Eine Exkursion ins Museum für russlanddeutsche Kulturgeschichte in Detmold am 1./2. Oktober 2022

Als Christen wissen wir: Wir haben hier keine bleibende Stadt, sondern die zukünftige suchen wir.
Welche schwere Aufgabe hinter dieser Feststellung steht, wissen besonders Zugewanderte, die sich im Laufe ihres Lebens ein oder sogar mehrere Male vor die Aufgabe gestellt sahen, die vertraute Umgebung zu verlassen und in der Fremde neu anzufangen. Und dann mit dem zufrieden sein zu, was die neue, in sich fest gefügte Gesellschaft bereit ist, abzugeben. Welche Nischen gibt sie frei und welche Chancen lässt sie zu, damit neu Zugewanderte ihre Ressourcen entfalten können? In solchen Prozessen entstehen Zwiespalte, Risse und Brüche. Wie wird man heimisch unter diesen Bedingungen? Sind Zugewanderte Wanderer zwischen den Welten, Brückenmenschen oder Gotteskinder, die ihre zukünftige Stadt in Gottes schützender Hand wissen?

„Das ist dann quasi eine Heimat-to go“, kommentierte der Leiter des Museums für russlanddeutsche Kulturgeschichte in Detmold, Kornelius Ens, am Nachmittag des 1. Oktober. „Wer in einer solchen Vorstellung heimisch ist, hat eine große Ressource.“ Heimisch sein – ein riesengroßes Thema, vor allem transnational und transkulturell gedacht.
Am 1./2. Oktober waren Dr. Jutta Sperber vom EBW Oberpfalz und Dr. Sabine Arnold vom AfG (Vielfalt und Interkulturalität in der Gemeindeentwicklung) mit Multiplikator*innen der Aussiedlerseelsorge unterwegs, um dieses Thema zu erkunden.

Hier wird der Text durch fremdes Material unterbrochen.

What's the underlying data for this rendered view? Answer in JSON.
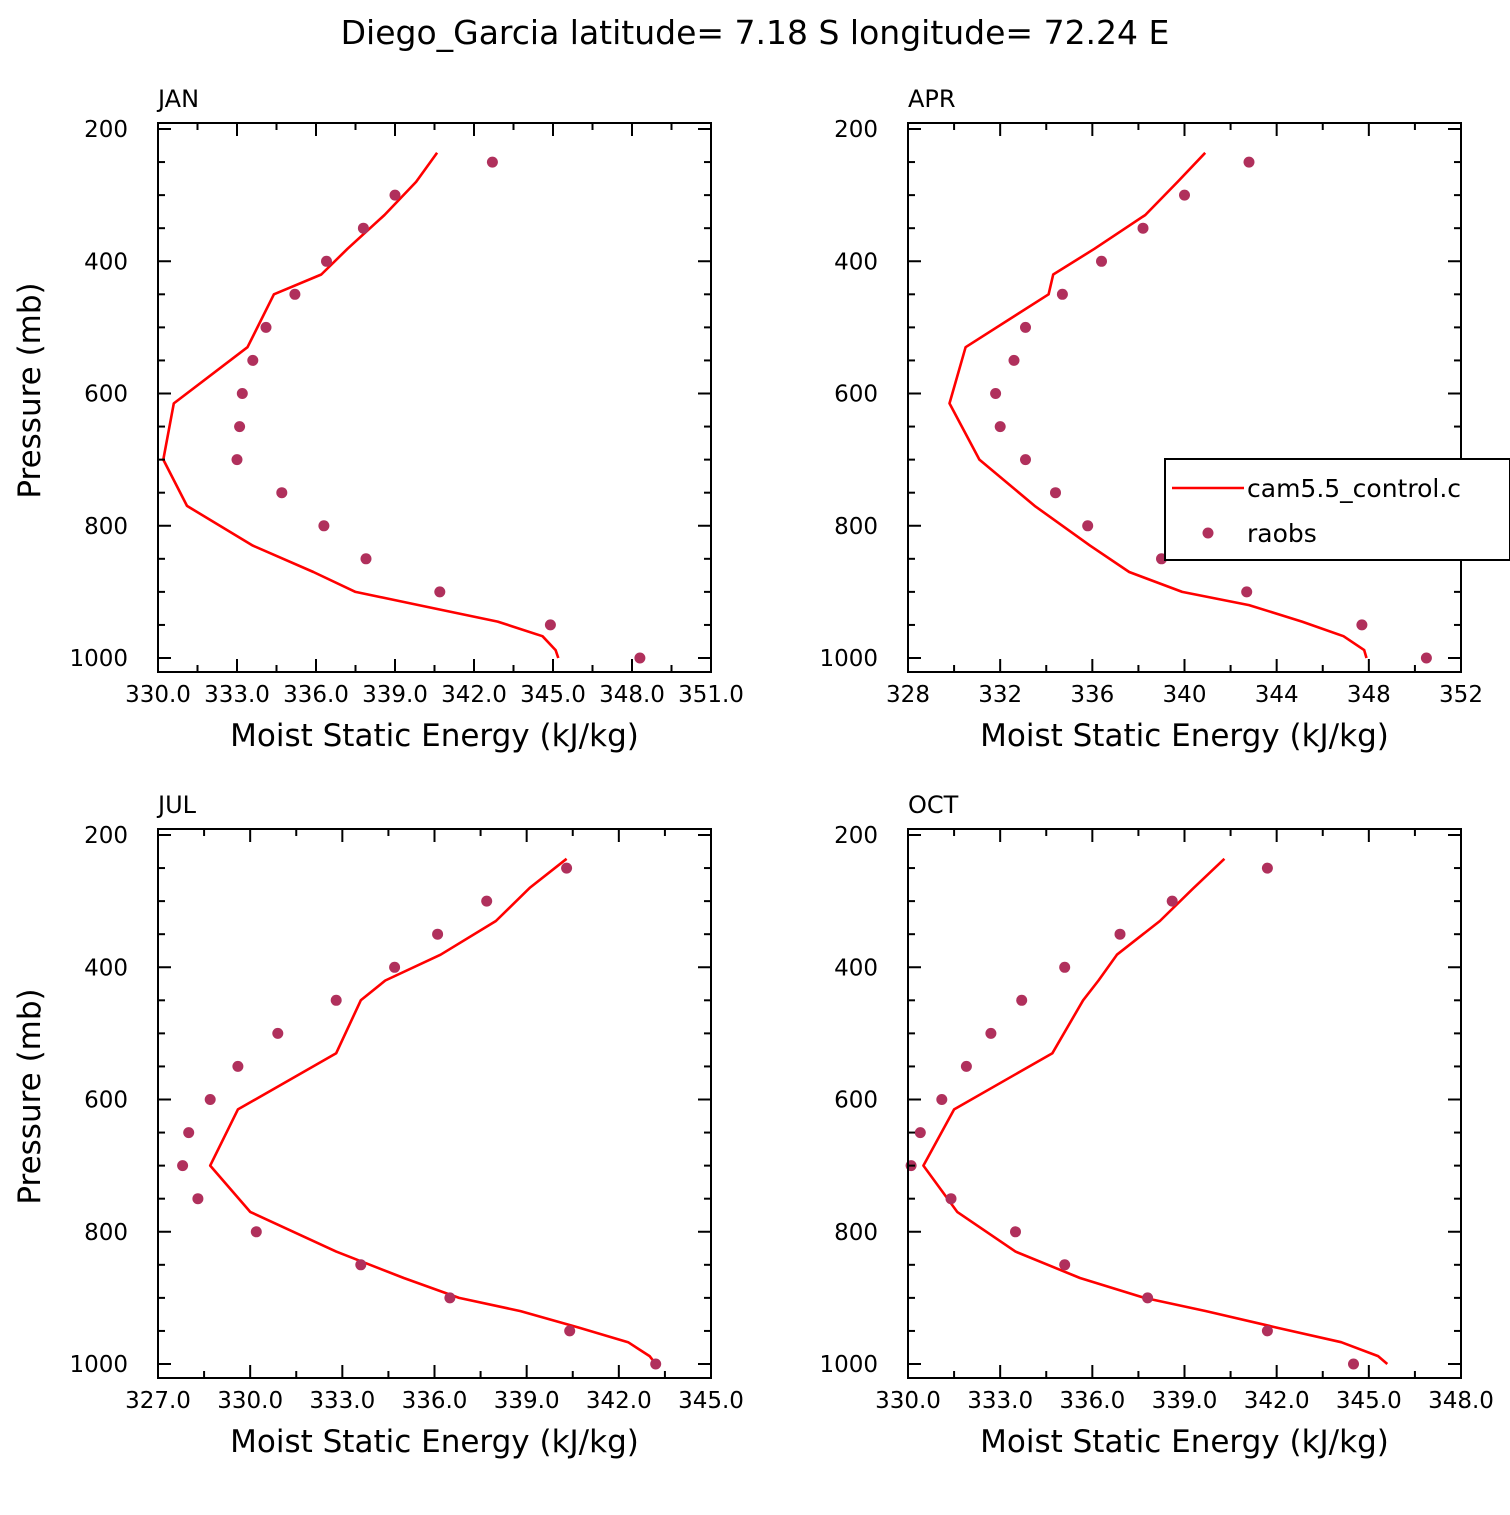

Das Leben zwischen den Stühlen begann für die Russlanddeutschen nicht erst mit der Migration nach Deutschland. Erhellend ist im deutsch-russischen Vergleich schon allein die etymologische Inhaltsklärung: Während im Deutschen, derjenige Ort Heimat ist, an dem man sich zuhause fühlt, verweist das russische Wort „rodina“ im Stamm auf das geboren sein. Die Frage nach der Heimat hat also in der russischen und deutschen Sprache einen anderen Fokus. Oder anders herum: Die Heimat eines Menschen, der aus Kasachstan zugewandert ist, kann z.B. seit 30 Jahren Nürnberg sein, aber Rodina ist und wird immer ein Ort in Kasachstan sein. Er ist nicht veränderbar. Im transnationalen Raum der Russlanddeutschen gibt es keine eindeutige Antwort.

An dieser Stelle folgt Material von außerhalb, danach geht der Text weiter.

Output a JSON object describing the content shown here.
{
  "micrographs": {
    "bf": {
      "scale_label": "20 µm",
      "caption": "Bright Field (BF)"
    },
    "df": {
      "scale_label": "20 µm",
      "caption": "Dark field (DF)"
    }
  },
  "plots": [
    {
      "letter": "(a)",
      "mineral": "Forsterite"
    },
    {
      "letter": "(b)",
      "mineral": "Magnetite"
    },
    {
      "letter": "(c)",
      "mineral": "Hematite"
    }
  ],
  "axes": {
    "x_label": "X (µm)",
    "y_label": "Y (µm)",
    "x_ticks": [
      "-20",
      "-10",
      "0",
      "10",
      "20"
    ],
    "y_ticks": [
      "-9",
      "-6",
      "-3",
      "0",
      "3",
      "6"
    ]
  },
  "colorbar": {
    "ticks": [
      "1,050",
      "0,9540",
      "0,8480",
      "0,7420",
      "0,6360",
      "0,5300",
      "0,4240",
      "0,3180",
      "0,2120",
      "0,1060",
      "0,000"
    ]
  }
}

Ein zweiter grundlegender Gedanke der Ausstellungsführung durch Kornelius Ens war: das russische Reich forderte die zugewanderten Deutschen bis zum Ende des 19. Jahrhunderts nicht auf, sich zu integrieren oder zu assimilieren. Die Nationalitätenpolitik des russischen Vielvölkerstaates war geradezu entgegengesetzt: Die Zugewanderten sollten in deutschen Dörfern oder Vorstädten leben, ihre Sprache sprechen und im Bildungssystem die eigene Kultur weitergeben. Eine Vermischung der verschiedenen Völker Russlands wurde nicht angestrebt. So wurden die Bindungen innerhalb der deutschen Community in Russland über Jahrhunderte geprägt und gestärkt und durchaus auch einer Abschottung nach außen Vorschub geleistet.

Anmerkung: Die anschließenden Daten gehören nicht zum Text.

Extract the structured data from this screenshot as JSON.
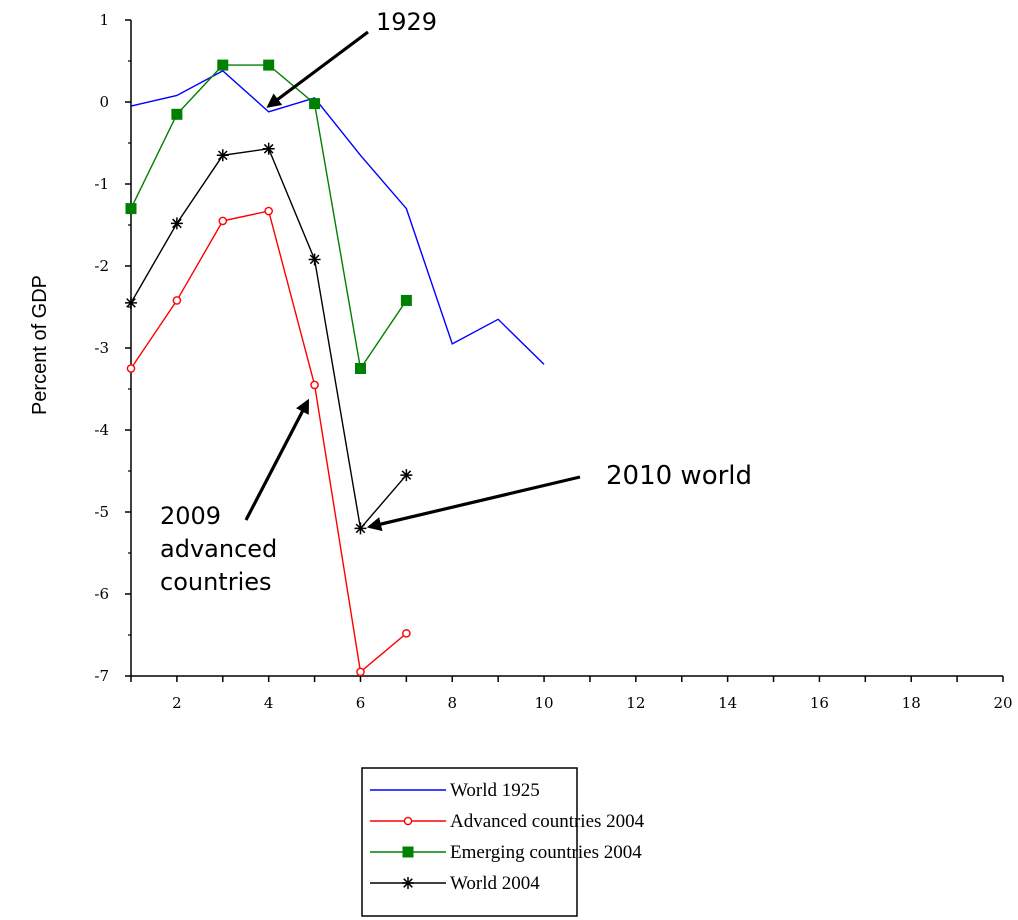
{
  "chart_data": {
    "type": "line",
    "title": "",
    "xlabel": "",
    "ylabel": "Percent of GDP",
    "xlim": [
      1,
      20
    ],
    "ylim": [
      -7,
      1
    ],
    "x_ticks": [
      "2",
      "4",
      "6",
      "8",
      "10",
      "12",
      "14",
      "16",
      "18",
      "20"
    ],
    "y_ticks": [
      "1",
      "0",
      "-1",
      "-2",
      "-3",
      "-4",
      "-5",
      "-6",
      "-7"
    ],
    "grid": false,
    "legend_position": "bottom-center",
    "series": [
      {
        "name": "World 1925",
        "color": "#0000ff",
        "marker": "none",
        "x": [
          1,
          2,
          3,
          4,
          5,
          6,
          7,
          8,
          9,
          10
        ],
        "y": [
          -0.05,
          0.08,
          0.38,
          -0.12,
          0.05,
          -0.65,
          -1.3,
          -2.95,
          -2.65,
          -3.2
        ]
      },
      {
        "name": "Advanced countries 2004",
        "color": "#ff0000",
        "marker": "open-circle",
        "x": [
          1,
          2,
          3,
          4,
          5,
          6,
          7
        ],
        "y": [
          -3.25,
          -2.42,
          -1.45,
          -1.33,
          -3.45,
          -6.95,
          -6.48
        ]
      },
      {
        "name": "Emerging countries 2004",
        "color": "#008000",
        "marker": "filled-square",
        "x": [
          1,
          2,
          3,
          4,
          5,
          6,
          7
        ],
        "y": [
          -1.3,
          -0.15,
          0.45,
          0.45,
          -0.02,
          -3.25,
          -2.42
        ]
      },
      {
        "name": "World 2004",
        "color": "#000000",
        "marker": "star",
        "x": [
          1,
          2,
          3,
          4,
          5,
          6,
          7
        ],
        "y": [
          -2.45,
          -1.48,
          -0.65,
          -0.57,
          -1.92,
          -5.2,
          -4.55
        ]
      }
    ],
    "annotations": [
      {
        "id": "1929",
        "lines": [
          "1929"
        ],
        "arrow_to": [
          4,
          -0.05
        ]
      },
      {
        "id": "2009",
        "lines": [
          "2009",
          "advanced",
          "countries"
        ],
        "arrow_to": [
          4.85,
          -3.65
        ]
      },
      {
        "id": "2010",
        "lines": [
          "2010 world"
        ],
        "arrow_to": [
          6.2,
          -5.18
        ]
      }
    ]
  }
}
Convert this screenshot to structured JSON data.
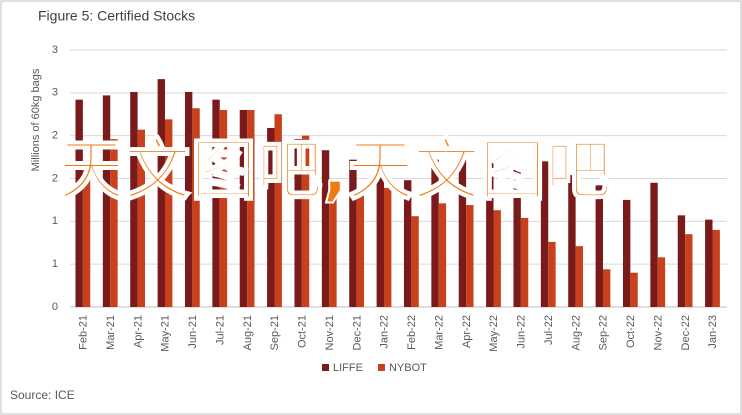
{
  "chart_data": {
    "type": "bar",
    "title": "Figure 5: Certified Stocks",
    "ylabel": "Millions of 60kg bags",
    "source": "Source: ICE",
    "watermark": "天文图吧,天文图吧",
    "categories": [
      "Feb-21",
      "Mar-21",
      "Apr-21",
      "May-21",
      "Jun-21",
      "Jul-21",
      "Aug-21",
      "Sep-21",
      "Oct-21",
      "Nov-21",
      "Dec-21",
      "Jan-22",
      "Feb-22",
      "Mar-22",
      "Apr-22",
      "May-22",
      "Jun-22",
      "Jul-22",
      "Aug-22",
      "Sep-22",
      "Oct-22",
      "Nov-22",
      "Dec-22",
      "Jan-23"
    ],
    "series": [
      {
        "name": "LIFFE",
        "color": "#7b1a1a",
        "values": [
          2.42,
          2.47,
          2.51,
          2.66,
          2.51,
          2.42,
          2.3,
          2.09,
          1.96,
          1.83,
          1.72,
          1.58,
          1.48,
          1.72,
          1.72,
          1.7,
          1.72,
          1.7,
          1.54,
          1.42,
          1.25,
          1.45,
          1.07,
          1.02
        ]
      },
      {
        "name": "NYBOT",
        "color": "#c9401c",
        "values": [
          1.6,
          1.96,
          2.07,
          2.19,
          2.32,
          2.3,
          2.3,
          2.25,
          2.0,
          1.48,
          1.37,
          1.39,
          1.06,
          1.21,
          1.19,
          1.13,
          1.04,
          0.76,
          0.71,
          0.44,
          0.4,
          0.58,
          0.85,
          0.9
        ]
      }
    ],
    "ylim": [
      0,
      3
    ],
    "yticks": [
      0,
      {
        "value": 0.5,
        "label": "1"
      },
      1,
      {
        "value": 1.5,
        "label": "2"
      },
      2,
      {
        "value": 2.5,
        "label": "3"
      },
      3
    ],
    "grid": true,
    "legend": "bottom"
  }
}
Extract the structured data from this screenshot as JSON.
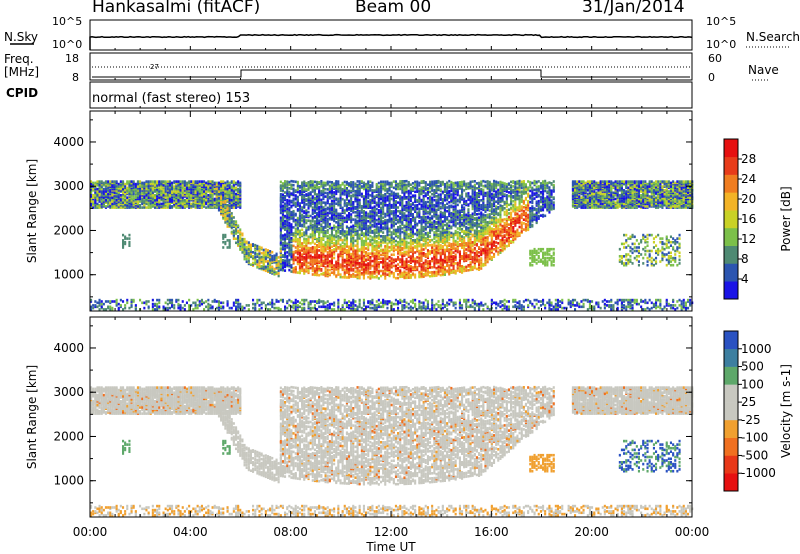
{
  "header": {
    "site": "Hankasalmi (fitACF)",
    "beam": "Beam 00",
    "date": "31/Jan/2014"
  },
  "top_panels": {
    "nsky_label": "N.Sky",
    "nsearch_label": "N.Search",
    "freq_label_line1": "Freq.",
    "freq_label_line2": "[MHz]",
    "nave_label": "Nave",
    "cpid_label": "CPID",
    "cpid_text": "normal (fast stereo) 153",
    "noise_ticks_left": [
      "10^5",
      "10^0"
    ],
    "noise_ticks_right": [
      "10^5",
      "10^0"
    ],
    "freq_ticks": [
      "18",
      "8"
    ],
    "nave_ticks": [
      "60",
      "0"
    ],
    "freq_annotation": "27"
  },
  "colors": {
    "power_scale": [
      "#1a14e6",
      "#2c55b0",
      "#4f8a73",
      "#7cc04a",
      "#c9d226",
      "#f3b326",
      "#f07d20",
      "#e83c1a",
      "#e61010"
    ],
    "velocity_scale": [
      "#2a52c2",
      "#3d7fa0",
      "#5ea86a",
      "#c8c8c0",
      "#c8c8c0",
      "#f0a030",
      "#f07020",
      "#e83818",
      "#e61010"
    ]
  },
  "chart_data": [
    {
      "type": "heatmap",
      "title": "Hankasalmi (fitACF) Beam 00 31/Jan/2014",
      "quantity": "Power",
      "unit": "dB",
      "ylabel": "Slant Range [km]",
      "xlabel": "Time UT",
      "x_ticks": [
        "00:00",
        "04:00",
        "08:00",
        "12:00",
        "16:00",
        "20:00",
        "00:00"
      ],
      "xlim_hours": [
        0,
        24
      ],
      "y_ticks": [
        "1000",
        "2000",
        "3000",
        "4000"
      ],
      "ylim_km": [
        180,
        4700
      ],
      "colorbar_ticks": [
        "4",
        "8",
        "12",
        "16",
        "20",
        "24",
        "28"
      ],
      "colorbar_label": "Power [dB]",
      "colorbar_range": [
        0,
        30
      ]
    },
    {
      "type": "heatmap",
      "title": "Hankasalmi (fitACF) Beam 00 31/Jan/2014",
      "quantity": "Velocity",
      "unit": "m s^-1",
      "ylabel": "Slant Range [km]",
      "xlabel": "Time UT",
      "x_ticks": [
        "00:00",
        "04:00",
        "08:00",
        "12:00",
        "16:00",
        "20:00",
        "00:00"
      ],
      "xlim_hours": [
        0,
        24
      ],
      "y_ticks": [
        "1000",
        "2000",
        "3000",
        "4000"
      ],
      "ylim_km": [
        180,
        4700
      ],
      "colorbar_ticks": [
        "1000",
        "500",
        "100",
        "25",
        "-25",
        "-100",
        "-500",
        "-1000"
      ],
      "colorbar_label": "Velocity [m s-1]",
      "colorbar_range": [
        -1000,
        1000
      ]
    }
  ]
}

Dieser Zustand endete mit der Idee des Nationalstaates am Ende des 19. Jahrhunderts, der eine Vereinheitlichung aller Bürger einschloss und andere Nationalitäten ausschloss. Sie kulminierte in grausamen Verbrechen in der Zeit des Stalinismus: die Schließung von deutschen Schulen, Hochschulen und Theatern, oder auch das Verbot deutscher Literatur und des deutschen Bibeldrucks. Sie werden ab den 20er Jahren flankiert durch gezielte Erschießungen von Schlüsselmenschen der deutschen Kultur wie Pfarrern, Lehrer*innen, Professor*innen, d.h., jenen Menschen, die Geschichte, Religion und Sprache auch noch mündlich weitergeben konnten, als schriftliches Quellen bereits vernichtet waren. Ziel war der kulturelle und physische Genozid der Deutschen in der Sowjetunion (und anderer Völker ebenfalls). Der Deportationserlass gegen die Deutschen in der Sowjetunion nach dem Angriff der Deutschen Wehrmacht auf die UdSSR 1941 war der logische Kulminationspunkt dieses Denkens und Handelns. 350 Tausend Deutsche kamen bis 1956 gewaltsam ums Leben. Dieses ist auch der Zeitpunkt, zu dem sich die Heimatsehnsucht vieler Deutschen in der Sowjetunion verschob: Weg vom deutschen Ursprungsland der Vorfahren und hin zur Vorstellung von der Heimat im Himmel. Offenbar wurde das Gottesreich als gleichsam „transportabel“ und unabhängig von grausamen politischen Wendungen empfunden.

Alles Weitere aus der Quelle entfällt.